There had been no prior established case of bipolar illness in my family before 1985 when I was diagnosed. There was an isolated incident of an uncle who wanted to drop out of college and sail a boat around the world, though this incident was not widely discussed then or now. The uncle with the sailing fantasy never was treated for a mental illness though he continued and continues to be highly religious in his outlook and in his behaviors.
So, like for many families, this incident of bipolar illness was unprecedented at that time in February of 1985. Upon return from Ivy College my parents placed me in a local psychiatric hospital. Within a number of weeks from the episode on the runway of the airport near Ivy College, I was diagnosed with bipolar illness. This was about in July 1985. The relay of the diagnosis was less than spectacular. I was in session with the psychiatrist whose name for the sake of this text is Dr. Hamilton. At the end of the session Dr. Hamilton informed me that I was bipolar and left little to no time in the session to talk about what that meant or how it impacted me and my family.

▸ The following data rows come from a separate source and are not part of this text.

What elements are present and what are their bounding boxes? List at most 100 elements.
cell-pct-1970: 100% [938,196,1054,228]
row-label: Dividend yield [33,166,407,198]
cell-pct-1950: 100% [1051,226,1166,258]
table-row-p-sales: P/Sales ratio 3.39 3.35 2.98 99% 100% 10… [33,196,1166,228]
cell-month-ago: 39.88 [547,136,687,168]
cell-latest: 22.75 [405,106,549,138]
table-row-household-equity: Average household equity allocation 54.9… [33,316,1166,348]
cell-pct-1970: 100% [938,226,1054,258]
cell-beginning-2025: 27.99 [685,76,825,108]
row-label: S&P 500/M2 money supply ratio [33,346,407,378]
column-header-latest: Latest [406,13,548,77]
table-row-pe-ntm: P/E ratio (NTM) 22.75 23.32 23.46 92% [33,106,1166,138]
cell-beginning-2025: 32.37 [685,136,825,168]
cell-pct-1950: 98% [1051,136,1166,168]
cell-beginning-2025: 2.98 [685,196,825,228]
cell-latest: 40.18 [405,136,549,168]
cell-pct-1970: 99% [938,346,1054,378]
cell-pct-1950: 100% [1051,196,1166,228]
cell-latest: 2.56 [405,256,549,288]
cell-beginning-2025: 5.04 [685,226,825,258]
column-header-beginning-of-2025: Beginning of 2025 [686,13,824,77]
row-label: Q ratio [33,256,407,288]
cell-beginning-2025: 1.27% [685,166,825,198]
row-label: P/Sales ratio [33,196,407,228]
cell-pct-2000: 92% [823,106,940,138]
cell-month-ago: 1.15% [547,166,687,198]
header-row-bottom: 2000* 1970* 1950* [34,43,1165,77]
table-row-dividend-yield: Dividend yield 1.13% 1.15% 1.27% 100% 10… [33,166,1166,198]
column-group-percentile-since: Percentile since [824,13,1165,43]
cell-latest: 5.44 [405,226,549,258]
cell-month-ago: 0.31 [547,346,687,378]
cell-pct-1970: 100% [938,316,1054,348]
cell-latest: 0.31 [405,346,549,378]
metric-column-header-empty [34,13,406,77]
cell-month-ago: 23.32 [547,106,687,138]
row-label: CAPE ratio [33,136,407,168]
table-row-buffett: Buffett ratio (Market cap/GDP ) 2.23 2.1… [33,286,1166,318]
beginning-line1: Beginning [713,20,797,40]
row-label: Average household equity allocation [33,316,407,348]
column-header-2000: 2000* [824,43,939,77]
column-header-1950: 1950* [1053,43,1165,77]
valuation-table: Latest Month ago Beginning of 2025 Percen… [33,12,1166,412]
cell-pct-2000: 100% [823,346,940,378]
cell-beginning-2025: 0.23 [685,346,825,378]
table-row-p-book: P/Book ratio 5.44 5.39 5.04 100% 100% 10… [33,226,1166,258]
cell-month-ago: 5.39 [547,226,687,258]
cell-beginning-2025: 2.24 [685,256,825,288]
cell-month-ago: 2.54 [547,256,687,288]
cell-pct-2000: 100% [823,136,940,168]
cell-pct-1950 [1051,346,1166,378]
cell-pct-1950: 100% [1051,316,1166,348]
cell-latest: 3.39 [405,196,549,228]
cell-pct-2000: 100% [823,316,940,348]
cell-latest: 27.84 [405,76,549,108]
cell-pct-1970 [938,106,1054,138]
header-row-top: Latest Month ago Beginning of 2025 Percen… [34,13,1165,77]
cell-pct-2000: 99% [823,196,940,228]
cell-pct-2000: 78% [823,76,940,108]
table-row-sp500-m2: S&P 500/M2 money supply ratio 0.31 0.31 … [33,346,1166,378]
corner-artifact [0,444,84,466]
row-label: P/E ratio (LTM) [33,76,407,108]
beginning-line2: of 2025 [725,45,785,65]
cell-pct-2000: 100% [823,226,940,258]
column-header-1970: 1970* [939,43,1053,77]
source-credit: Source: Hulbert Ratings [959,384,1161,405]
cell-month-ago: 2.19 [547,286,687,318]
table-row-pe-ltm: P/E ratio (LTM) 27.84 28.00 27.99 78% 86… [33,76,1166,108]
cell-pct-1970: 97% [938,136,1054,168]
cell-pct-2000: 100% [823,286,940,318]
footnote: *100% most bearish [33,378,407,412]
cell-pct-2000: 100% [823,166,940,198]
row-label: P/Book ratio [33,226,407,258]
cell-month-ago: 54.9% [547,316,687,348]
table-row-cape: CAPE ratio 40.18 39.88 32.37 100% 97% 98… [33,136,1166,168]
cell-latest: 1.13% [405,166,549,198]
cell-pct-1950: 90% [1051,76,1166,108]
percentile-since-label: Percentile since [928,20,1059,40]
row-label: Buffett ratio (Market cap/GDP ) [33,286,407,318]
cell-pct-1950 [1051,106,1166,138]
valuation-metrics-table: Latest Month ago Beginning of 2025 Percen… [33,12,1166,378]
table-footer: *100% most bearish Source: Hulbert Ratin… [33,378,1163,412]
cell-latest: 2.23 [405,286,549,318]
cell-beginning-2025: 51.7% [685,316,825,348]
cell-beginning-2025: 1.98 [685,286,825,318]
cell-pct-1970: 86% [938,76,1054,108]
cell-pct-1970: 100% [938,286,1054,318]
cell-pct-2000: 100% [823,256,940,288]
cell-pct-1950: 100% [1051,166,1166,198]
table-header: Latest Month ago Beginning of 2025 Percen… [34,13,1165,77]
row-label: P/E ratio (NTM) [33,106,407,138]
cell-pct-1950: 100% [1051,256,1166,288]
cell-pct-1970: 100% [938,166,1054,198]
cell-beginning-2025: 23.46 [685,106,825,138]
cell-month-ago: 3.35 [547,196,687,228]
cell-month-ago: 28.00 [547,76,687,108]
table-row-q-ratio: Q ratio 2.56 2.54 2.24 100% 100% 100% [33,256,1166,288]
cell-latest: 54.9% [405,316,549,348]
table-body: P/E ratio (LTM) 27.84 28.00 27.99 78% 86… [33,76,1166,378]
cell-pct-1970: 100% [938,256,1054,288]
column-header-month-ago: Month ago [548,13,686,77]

As with any developmental story after being diagnosed, I had issues with my parents that would consume a portion of my therapy early on in the years following college. A lot of this therapy focused on the death of my older brother John who was an infant when he died of spinal meningitis. He would have been 2 years older than me. Through extended therapy in the early years, I pieced together memories that would allow me to see that much of my parents’ separation and divorce could be seen in the light of John’s early and tragic death. Few parents I learned survive in marriage the deaths of their children. And so it was with my parents. Once I understood more about John’s death and its impact on my parents I could begin to process my place in the family as “the replacement child” or not. This seemed to be a place in which my parents diverged.
My childhood appears to have been largely uneventful with the exception of this divorce, which included happy re-marriages for both parents. But as we have seen time and time again, that may not be the case. On the one hand, I later began to believe that these two second marriages provided me the opportunity to have two examples of working parents but with two very different sets of role models. My Dad and stepmother lived a very quiet life with few outside stimuli. My Dad was a minister yet he preferred to be working in the garden on his rose bushes rather than leading a congregation. This was probably due to the stress of stigma that at the time accompanied the divorce of a member “of the cloth.” My Mom and step-dad were both very involved career people and active in the church where our family attended. They married when I was 15. We had the typical turmoils of a mixed family particularly since there were four teens in the combined family. The remarriage was more difficult for my stepbrother and stepsister. Just months before they had been with their mother who was blind from diabetes as she was killed in a car collision. In hindsight, my parents agreed that this might have been handled differently.
What I am mostly trying to express about family is that my childhood originally seems to have relatively very little trauma or negligence or abuse. I was raised by caring parents whose marriage did not work out for reasons beyond my control and theirs. I continued to claim responsibility for that divorce well into my twenties as most adult children of divorce do. But overall, it appears at first blush that I had very little trauma compared to others with a similar diagnosis. Oftentimes, I tell myself I did not have a particularly difficult upbringing.
However, with the benefit and hindsight of a few more years of emotional work and discovery, I am coming to terms with the fact that I likely sustained substantial abuse at about the age of six. This abuse was likely at the hand of a neighbor. Regarding this potential abuse, I have deep pockets of black-out symptoms. I also recall certain images (not exactly memories) of sexual assault but they are very unclear and very murky. Abuse at the age of six remains relatively unexplored territory at this time and will continue to be a focus of work with my therapist going further.